Lamott’s theory is this: If you can’t be compassionate about your humanness, how will you portray your characters compassionately, and then how will your readers relate? Who knew being a writer required so much internal work, but it does. It really, really does.
Just as I was gaining the interest of an agent and a publisher, I ruptured a disk in my neck. For 15 months, I lay as motionless as possible to reduce the pain until the docs agreed what was going on. In the meantime, I learned quite a bit about myself, and it was shocking. Pain flays you open and there I was, the real Patti. I had to avert my eyes at times, but then I took pity on the girl and saw that she was doing the best she could. Not coincidentally, I learned quite a bit about God and his compassion too. That blip in my schedule made me a better writer by forcing me to know the real Patti and like her.

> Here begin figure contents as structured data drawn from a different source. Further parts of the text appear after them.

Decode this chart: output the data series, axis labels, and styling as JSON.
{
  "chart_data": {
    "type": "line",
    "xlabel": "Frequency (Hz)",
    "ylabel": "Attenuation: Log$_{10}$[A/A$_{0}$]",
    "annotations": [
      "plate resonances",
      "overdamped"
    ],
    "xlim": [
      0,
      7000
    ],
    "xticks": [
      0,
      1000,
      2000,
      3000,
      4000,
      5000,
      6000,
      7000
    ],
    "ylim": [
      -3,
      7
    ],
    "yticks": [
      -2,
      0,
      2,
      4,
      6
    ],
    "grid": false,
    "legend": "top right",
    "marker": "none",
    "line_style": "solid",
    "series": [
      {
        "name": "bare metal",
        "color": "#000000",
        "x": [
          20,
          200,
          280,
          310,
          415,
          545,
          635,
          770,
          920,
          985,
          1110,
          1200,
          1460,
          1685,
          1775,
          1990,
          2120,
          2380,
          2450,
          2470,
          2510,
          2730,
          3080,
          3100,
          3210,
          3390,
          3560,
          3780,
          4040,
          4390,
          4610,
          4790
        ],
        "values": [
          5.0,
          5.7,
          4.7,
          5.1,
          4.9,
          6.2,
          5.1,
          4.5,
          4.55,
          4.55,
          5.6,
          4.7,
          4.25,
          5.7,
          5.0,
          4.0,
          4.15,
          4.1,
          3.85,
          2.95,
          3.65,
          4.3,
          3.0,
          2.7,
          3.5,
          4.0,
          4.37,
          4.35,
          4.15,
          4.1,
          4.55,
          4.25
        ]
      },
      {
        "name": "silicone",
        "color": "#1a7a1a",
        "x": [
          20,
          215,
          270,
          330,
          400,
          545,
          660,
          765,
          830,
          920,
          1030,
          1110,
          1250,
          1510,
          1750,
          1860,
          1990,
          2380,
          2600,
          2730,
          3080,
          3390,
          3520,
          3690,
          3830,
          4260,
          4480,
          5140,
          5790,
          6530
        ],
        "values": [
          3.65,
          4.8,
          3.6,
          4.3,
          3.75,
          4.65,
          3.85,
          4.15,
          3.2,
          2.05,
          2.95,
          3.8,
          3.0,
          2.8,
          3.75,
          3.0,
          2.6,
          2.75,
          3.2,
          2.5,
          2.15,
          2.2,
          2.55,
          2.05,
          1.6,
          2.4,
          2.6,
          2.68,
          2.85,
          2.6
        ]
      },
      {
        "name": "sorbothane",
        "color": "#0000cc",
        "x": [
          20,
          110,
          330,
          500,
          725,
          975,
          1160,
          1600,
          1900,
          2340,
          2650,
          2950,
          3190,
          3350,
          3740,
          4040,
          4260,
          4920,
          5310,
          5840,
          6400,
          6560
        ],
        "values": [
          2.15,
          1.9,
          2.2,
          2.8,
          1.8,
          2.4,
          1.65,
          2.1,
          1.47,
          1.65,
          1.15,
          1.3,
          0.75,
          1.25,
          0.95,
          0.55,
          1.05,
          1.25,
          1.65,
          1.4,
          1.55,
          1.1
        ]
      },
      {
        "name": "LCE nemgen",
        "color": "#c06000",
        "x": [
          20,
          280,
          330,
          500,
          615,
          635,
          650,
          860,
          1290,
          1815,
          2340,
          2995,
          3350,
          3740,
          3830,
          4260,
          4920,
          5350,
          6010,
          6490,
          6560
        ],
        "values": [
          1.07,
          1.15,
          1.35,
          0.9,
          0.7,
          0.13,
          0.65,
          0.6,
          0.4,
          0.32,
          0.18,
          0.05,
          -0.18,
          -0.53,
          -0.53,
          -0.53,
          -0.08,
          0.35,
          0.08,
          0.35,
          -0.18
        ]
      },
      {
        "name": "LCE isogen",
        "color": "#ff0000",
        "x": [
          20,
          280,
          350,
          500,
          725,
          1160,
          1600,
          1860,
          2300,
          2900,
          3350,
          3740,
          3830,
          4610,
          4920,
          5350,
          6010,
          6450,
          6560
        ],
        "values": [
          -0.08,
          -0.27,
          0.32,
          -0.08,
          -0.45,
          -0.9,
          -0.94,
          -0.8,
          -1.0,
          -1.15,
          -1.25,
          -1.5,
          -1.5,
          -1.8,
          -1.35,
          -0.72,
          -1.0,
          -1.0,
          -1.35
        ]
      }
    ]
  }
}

If I were you, I would skip the spinal cord injury part and make peace with who you are. You’re wonderful! God thinks so. And take notes!
This is our goal as writers, I think; to help others have this sense of –please forgive me—wonder, of seeing things anew, things that can catch us off guard, that break in on our small, bordered worlds…I think this is how we are supposed to be in the world—present and in awe.
A trip to Africa will do this, so can a trip to the grocery store or out to the garden. Making observations and writing them down will train you to be present and to see the world around you with wonder. Your readers will join you. Here are six things I saw anew today:
- Are the hummingbird vines being stingy, or are they awaiting some clarion call?
- Two grim-faced sparrows wait inside the birdhouse for lunch to be delivered.
- Grocery shoppers lean into their duty, pointing the way with their noses to dinner. Something easy and exquisite, hopefully.
- The woman read the label with such reverence, I expected her to clench the jar of Prego to her heart.
- The sofa cushion smiles with use.
- Nasturtiums the size of lunch plates nod in the breeze.
It doesn’t hurt to have a two-year-old around, either.
How are you as an observer? Are you compassionate with yourself? Do you agree this is necessary to be a good storyteller? I can think of some counterexamples in literature, but I like the idea of giving myself room to grow. And you? Do you see things others miss? How do you cue yourself to be stay in the present? How do you realize compassion for your characters, even the stinkers?